Doch es war ganz anders. Die Moor- und Heidelandschaft war von melancholischem Liebreiz, mit kleinen Bächen und Tümpeln zwischen Felsbrocken und Schafen, die friedlich im Heidekraut weideten. In der Ferne ragten Hügel auf, die wie Zuckerhüte geformt waren. Und mitten in der Heide erhoben sich bizarre Türme aus Granit, Tors genannt, wie Onkel Harald mir erklärte.

Der Wind trieb pastellfarbene Wolken über den Himmel, sodass das Licht ständig zwischen gleißender Helligkeit und jagenden Schatten wechselte. »Hier gibt es wild lebende Pferde, wusstest du das?«, sagte mein Onkel. »Aber warte, bis du das Meer siehst. Die Küste von Cornwall ist atemberaubend, wenn man sie zum ersten Mal sieht. Schade, dass man sich an alles so rasch gewöhnt, selbst an die Schönheit.«

Er steuerte den Wagen an einem Bus vorbei, der mitten auf der Fahrbahn stand. Ein Trupp kahlköpfiger Männer in Shorts und mehrere alte Damen mit bläulichem Silberhaar fotografierten die fernen Zuckerhüte.

»Nicht allzu weit von hier ist auch ein See, Dozmare Pool. In den soll Bedivere das Schwert Excalibur geworfen haben. Früher hielt man Dozmare Pool für unergründlich tief.«

»Excalibur? Ist das nicht dieses Zauberschwert? Das hat doch etwas mit König Arthus zu tun, oder?«

Onkel Harald nickte. »Excalibur war König Arthus’ magisches Schwert.«

»Hat es König Arthus eigentlich wirklich gegeben?«, fragte ich.

»Darüber streiten sich die Wissenschaftler. Der Überlieferung nach war Arthus ein keltischer Stammesfürst, dem es gelang, mit einem Heer von etwa zehntausend Männern die Invasion der Angelsachsen aufzuhalten. Es heißt, er wurde christlich erzogen, soll aber auch von Merlin, dem Zauberer, in die ›Anderwelt‹ der Kelten eingewiesen worden sein.«

»Das klingt aber, als hätte er tatsächlich gelebt«, sagte ich.

»Vermutlich schon.
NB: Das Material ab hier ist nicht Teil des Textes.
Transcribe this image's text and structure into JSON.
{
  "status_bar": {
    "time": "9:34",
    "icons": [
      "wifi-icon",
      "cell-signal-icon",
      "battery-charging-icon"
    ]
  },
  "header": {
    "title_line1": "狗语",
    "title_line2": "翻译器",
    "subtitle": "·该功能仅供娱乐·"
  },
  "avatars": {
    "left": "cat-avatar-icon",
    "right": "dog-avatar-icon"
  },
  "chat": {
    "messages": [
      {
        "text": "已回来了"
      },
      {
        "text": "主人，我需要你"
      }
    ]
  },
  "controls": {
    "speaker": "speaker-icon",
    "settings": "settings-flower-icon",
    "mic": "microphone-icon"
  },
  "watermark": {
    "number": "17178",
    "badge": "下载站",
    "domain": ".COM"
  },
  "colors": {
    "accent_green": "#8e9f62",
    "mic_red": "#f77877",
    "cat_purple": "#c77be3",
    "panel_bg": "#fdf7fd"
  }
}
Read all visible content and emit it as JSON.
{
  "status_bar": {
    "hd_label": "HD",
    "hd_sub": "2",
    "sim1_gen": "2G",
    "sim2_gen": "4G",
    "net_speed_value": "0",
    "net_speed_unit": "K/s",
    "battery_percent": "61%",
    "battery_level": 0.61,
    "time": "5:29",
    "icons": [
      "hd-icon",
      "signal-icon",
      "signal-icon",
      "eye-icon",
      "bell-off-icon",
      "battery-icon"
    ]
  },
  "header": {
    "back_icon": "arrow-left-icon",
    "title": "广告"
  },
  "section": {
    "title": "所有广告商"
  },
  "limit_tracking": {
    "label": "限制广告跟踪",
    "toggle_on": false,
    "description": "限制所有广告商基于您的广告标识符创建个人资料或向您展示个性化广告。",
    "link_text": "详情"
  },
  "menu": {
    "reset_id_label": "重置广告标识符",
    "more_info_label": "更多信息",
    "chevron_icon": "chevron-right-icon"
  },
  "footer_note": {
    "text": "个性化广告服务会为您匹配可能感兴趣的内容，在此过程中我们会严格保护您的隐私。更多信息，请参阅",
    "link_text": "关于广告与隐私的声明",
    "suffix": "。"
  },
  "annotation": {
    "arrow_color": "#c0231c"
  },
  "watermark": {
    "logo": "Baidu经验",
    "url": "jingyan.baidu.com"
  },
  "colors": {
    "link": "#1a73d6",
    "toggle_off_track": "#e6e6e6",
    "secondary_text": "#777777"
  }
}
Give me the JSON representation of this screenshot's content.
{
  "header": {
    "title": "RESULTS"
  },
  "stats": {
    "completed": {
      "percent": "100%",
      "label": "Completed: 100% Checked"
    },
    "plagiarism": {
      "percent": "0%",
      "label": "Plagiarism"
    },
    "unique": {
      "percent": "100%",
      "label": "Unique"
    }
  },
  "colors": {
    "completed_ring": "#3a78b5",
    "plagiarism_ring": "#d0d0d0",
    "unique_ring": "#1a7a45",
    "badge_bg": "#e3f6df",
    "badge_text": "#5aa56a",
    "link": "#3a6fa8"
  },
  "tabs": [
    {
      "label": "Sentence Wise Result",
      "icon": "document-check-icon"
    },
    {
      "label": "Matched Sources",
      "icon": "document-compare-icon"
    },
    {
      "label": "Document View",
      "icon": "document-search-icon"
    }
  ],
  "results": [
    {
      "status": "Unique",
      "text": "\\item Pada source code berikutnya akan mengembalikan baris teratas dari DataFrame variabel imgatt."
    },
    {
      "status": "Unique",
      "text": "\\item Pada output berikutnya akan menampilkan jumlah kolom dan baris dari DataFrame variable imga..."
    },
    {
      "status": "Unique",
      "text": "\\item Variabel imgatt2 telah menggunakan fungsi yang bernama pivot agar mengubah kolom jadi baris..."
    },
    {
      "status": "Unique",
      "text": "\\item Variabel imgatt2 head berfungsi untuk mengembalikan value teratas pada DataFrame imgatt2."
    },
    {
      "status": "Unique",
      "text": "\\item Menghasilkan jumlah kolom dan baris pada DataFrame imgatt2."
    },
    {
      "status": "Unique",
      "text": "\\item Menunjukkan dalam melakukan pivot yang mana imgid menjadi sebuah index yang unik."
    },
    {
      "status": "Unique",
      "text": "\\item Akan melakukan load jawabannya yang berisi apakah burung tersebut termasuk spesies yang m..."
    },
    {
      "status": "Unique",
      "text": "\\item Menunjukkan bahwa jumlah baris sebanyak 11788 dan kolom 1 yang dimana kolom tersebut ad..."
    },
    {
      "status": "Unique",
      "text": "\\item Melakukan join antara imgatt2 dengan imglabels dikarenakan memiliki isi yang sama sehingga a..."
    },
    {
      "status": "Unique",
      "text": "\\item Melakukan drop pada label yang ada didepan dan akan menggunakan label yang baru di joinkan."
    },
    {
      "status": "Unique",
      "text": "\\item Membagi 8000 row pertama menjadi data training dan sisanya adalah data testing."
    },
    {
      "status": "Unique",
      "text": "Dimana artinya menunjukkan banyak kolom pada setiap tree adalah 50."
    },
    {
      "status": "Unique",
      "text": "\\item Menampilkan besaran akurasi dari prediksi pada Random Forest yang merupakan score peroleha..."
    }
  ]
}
Er war wohl ein großer Heerführer, dem im Laufe der Geschichtsüberlieferung immer mehr Wunderdinge angedichtet wurden. So sind ja viele Sagen entstanden.«

Er begann, von Merlin, dem Zauberer, zu erzählen und von Arianrhod, der Herrin des Turms zum Jenseits. Seine Stimme war angenehm gleichmäßig und einschläfernd, der große Wagen fuhr schnurrend dahin. Ich begann, mich zu entspannen, und schloss die Augen wieder. Mein Magen beruhigte sich. Ich döste ein und erwachte davon, dass jemand meine Schulter berührte.

»Wir sind da, Fanny«, sagte Onkel Harald.